FAST was created to advance the science of site measurement in high flows, as well as to inform environmental monitoring standards and technologies, and marine operating methodologies.  A primary focus of FAST was the development of underwater monitoring platforms.  FAST-1, at 4.5-tons and 4-metres in length, is designed for more frequent deployment and recovery to enable instrument testing and monitoring.  For its first deployment, the platform was equipped with a sensor array that included the Vectron.  FAST-1 supported the development of the Vectron which provides high-resolution current data from turbine hub height – critical to successful deployment and operation of TISECs.  After a 27-day sea trial, FAST-1 was retrieved in mid-July 2016, and an analysis of sensor data was conducted.
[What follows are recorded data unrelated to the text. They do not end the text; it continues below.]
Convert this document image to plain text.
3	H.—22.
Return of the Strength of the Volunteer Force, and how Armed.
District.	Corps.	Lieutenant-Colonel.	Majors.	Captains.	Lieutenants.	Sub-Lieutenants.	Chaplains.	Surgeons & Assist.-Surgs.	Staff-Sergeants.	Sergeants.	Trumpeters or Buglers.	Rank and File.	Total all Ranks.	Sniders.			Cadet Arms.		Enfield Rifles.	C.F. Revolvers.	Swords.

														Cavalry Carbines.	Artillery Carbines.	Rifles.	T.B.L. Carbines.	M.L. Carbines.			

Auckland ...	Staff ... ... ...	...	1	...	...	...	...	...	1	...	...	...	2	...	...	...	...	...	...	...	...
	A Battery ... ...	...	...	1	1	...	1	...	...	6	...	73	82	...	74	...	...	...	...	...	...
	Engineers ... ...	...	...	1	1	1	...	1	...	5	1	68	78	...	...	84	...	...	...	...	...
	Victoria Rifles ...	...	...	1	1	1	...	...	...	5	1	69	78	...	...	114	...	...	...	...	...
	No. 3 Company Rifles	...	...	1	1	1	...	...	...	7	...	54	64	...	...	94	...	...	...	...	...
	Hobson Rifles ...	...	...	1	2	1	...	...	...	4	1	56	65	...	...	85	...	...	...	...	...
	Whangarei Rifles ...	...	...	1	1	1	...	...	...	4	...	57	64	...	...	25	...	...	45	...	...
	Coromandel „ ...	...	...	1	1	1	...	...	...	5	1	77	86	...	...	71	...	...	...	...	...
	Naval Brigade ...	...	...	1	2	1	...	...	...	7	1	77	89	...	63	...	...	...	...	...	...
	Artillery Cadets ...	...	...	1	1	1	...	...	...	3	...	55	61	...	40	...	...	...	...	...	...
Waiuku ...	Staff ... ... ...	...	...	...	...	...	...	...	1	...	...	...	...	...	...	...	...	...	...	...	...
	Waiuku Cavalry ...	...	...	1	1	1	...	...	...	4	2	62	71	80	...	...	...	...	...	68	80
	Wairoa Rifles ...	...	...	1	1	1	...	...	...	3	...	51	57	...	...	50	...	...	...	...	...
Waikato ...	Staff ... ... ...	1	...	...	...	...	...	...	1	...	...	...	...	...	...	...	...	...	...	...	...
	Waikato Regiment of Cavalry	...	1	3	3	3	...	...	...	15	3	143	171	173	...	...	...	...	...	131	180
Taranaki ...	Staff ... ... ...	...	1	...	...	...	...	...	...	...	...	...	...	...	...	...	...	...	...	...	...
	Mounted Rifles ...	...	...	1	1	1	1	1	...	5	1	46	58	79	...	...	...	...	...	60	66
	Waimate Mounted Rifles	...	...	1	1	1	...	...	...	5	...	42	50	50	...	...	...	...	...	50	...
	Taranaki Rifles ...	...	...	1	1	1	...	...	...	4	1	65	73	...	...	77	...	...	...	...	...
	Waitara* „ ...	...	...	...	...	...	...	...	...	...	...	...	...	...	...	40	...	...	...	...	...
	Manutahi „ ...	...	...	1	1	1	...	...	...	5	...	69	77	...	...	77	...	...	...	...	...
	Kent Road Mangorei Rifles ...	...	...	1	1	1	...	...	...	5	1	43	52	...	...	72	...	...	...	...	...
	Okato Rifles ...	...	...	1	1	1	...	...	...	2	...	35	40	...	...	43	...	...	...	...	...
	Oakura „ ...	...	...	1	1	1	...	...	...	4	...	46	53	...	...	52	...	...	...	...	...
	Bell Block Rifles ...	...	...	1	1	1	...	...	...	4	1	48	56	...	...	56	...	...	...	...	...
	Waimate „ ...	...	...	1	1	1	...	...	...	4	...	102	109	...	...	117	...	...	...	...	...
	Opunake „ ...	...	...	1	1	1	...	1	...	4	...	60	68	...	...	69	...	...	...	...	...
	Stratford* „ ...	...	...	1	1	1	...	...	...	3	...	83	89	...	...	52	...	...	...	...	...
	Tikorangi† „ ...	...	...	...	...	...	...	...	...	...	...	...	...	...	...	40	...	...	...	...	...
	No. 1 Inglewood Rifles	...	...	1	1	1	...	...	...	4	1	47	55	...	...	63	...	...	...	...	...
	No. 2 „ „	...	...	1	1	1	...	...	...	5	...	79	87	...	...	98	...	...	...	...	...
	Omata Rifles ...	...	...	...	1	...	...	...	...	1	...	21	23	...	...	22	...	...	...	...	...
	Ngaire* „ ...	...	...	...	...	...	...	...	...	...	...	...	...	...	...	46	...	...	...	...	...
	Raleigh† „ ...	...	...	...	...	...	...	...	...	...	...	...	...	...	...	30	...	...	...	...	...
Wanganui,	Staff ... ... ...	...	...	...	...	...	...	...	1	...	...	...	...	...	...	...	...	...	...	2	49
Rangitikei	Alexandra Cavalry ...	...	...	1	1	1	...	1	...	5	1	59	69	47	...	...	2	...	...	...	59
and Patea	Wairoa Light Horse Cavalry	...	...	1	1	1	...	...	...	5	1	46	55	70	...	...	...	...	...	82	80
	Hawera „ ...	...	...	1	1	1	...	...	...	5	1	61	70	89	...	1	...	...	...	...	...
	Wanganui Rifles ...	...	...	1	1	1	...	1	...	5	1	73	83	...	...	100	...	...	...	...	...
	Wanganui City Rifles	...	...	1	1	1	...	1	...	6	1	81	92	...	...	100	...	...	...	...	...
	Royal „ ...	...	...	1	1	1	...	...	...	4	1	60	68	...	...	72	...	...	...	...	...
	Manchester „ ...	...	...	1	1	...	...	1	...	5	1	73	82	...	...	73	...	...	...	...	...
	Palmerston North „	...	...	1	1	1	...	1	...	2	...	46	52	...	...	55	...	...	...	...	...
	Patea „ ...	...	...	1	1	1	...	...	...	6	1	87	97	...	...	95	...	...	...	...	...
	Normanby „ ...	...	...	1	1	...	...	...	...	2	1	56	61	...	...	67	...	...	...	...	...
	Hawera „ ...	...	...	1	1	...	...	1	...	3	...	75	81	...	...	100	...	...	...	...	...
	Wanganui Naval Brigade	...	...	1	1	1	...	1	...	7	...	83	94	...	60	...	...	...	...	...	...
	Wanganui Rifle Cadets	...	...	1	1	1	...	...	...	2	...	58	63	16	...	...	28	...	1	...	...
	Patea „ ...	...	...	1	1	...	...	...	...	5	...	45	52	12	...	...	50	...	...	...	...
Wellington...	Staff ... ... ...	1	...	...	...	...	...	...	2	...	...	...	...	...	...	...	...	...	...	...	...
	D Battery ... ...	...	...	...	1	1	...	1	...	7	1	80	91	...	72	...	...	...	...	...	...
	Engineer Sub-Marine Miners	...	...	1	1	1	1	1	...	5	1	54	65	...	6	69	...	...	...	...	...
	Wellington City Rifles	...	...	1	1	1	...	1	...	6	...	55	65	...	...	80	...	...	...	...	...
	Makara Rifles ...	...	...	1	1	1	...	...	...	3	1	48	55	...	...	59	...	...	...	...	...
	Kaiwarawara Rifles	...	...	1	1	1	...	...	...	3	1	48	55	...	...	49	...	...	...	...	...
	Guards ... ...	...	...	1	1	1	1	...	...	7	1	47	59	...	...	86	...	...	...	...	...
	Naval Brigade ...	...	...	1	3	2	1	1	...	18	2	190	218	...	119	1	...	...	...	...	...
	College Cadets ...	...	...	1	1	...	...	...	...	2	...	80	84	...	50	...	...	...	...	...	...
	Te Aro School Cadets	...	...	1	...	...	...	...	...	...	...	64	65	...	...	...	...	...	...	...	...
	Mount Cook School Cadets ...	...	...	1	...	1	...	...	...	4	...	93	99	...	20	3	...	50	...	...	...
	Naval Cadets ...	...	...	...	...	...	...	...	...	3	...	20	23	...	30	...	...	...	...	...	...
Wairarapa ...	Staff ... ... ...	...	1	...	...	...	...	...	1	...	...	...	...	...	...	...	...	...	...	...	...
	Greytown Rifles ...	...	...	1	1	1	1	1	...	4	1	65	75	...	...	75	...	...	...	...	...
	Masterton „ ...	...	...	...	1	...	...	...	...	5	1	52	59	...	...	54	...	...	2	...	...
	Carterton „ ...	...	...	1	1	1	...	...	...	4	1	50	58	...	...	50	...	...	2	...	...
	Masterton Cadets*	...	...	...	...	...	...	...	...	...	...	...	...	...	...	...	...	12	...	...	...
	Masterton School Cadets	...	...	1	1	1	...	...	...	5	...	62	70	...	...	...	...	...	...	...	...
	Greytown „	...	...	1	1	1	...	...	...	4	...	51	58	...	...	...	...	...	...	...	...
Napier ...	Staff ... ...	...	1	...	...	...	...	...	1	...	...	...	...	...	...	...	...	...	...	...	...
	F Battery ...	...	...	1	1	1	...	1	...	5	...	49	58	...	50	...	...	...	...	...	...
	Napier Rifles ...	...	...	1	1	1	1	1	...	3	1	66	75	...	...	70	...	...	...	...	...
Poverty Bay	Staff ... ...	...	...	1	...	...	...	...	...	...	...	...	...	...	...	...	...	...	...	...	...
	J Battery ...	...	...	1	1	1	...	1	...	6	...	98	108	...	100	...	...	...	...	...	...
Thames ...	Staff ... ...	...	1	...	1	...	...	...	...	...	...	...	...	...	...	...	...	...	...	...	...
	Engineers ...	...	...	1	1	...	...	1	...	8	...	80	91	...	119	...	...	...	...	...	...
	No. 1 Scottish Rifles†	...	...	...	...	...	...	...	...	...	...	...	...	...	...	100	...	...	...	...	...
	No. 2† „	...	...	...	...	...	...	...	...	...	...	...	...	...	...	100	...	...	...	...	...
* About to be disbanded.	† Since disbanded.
Reliable site data is critical to all aspects of in-stream tidal energy development, including both turbine design and understanding any effects on the marine ecosystem.  The smaller platform, FAST-2, weighs 650 kilograms and measures 3-metres in length and is designed for subsea data cable connection, enabling access to real-time data from the Minas Passage.  FAST-3 is identical to FAST-2 in physical dimensions and is equipped with a suite of sensors to gather data on fish presence and behaviour, including an acoustic zooplankton and fish profiler and an autonomous scientific echo sounder.  The instruments on each platform may be changed as required.

Benefits to Canada

Advancements in technologies and techniques that facilitate monitoring and research associated with the deployment, installation, and operation of TISECs in the Bay of Fundy will enable Canada to benefit from one of the most powerful tidal resources in the world.

Next Steps

FORCE will continue acting as a host to the five TISEC developers holding berths and as a steward to the FORCE site through its environmental effects monitoring program (EEMP).